Par: Evangelyn B. Kollie
La guerre civile qui a fait rage au Libéria de 1989 à 2003 a entraîné la destruction de 95 % des infrastructures de santé du Libéria. Même si des progrès ont été réalisés dans la reconstruction des infrastructures de santé après la guerre, des défis persistent. Les soins de santé au Libéria se caractérisent par une double réalité et le besoin d’amélioration est évident. Cet article vise à examiner l’état actuel des infrastructures de soins de santé, à identifier les principaux défis et à présenter les opportunités de changement transformateur.

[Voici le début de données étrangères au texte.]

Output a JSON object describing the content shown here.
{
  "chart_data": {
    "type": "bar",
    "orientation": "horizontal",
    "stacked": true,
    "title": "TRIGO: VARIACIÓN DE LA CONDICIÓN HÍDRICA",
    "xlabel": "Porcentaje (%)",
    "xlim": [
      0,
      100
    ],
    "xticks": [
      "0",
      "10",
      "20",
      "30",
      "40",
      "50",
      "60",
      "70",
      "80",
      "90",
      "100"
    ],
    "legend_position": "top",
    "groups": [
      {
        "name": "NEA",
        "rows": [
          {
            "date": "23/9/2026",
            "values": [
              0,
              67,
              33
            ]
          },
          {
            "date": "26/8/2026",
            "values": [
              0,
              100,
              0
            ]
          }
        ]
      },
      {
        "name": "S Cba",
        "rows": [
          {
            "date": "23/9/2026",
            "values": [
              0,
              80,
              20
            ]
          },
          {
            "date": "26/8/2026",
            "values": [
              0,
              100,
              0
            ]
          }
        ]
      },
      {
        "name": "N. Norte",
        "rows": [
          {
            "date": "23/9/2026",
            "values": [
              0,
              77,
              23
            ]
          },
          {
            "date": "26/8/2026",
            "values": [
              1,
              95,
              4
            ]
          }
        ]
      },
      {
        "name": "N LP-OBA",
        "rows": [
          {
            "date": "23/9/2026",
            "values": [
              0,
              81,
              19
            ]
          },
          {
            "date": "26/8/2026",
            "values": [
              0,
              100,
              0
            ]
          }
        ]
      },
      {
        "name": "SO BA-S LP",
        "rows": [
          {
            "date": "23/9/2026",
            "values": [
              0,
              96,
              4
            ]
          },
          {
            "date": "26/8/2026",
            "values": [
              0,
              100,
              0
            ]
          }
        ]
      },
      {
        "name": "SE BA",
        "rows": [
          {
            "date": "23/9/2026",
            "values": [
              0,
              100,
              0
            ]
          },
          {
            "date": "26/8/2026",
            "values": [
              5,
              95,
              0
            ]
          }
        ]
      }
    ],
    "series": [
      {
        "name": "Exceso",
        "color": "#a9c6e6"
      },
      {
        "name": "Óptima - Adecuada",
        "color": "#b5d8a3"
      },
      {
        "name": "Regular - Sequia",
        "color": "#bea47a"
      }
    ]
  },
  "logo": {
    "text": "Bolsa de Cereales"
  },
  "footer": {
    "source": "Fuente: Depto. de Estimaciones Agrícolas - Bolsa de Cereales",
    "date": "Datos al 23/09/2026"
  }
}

En 2003, au lendemain de la guerre civile, le pays ne comptait que 51 établissements de santé opérationnels, et seulement 10 % de la population y avait accès. Selon les données du Recensement National de la Population et de l’Habitat de 2008, 41 % des ménages devaient voyager une heure ou plus pour se rendre à l’établissement de santé le plus proche. Souvent, ils perdent la vie en rencontrant des difficultés pour accéder aux établissements de soins de santé. De plus, un chiffre inquiétant a été trouvé dans le rapport 2021 du système d’information sur la santé (HIS) du ministère de la Santé : sur 48 588 admissions à l’hôpital, seules 257 personnes (0,5 %) ont eu accès à des soins d’urgence ou des soins intensifs en établissement. Cependant, le gouvernement n’a alloué que 74,27 millions de dollars de son budget total pour l’exercice 2023 au secteur de la santé, dont 98,03 % sont constitués de salaires, de biens et de services.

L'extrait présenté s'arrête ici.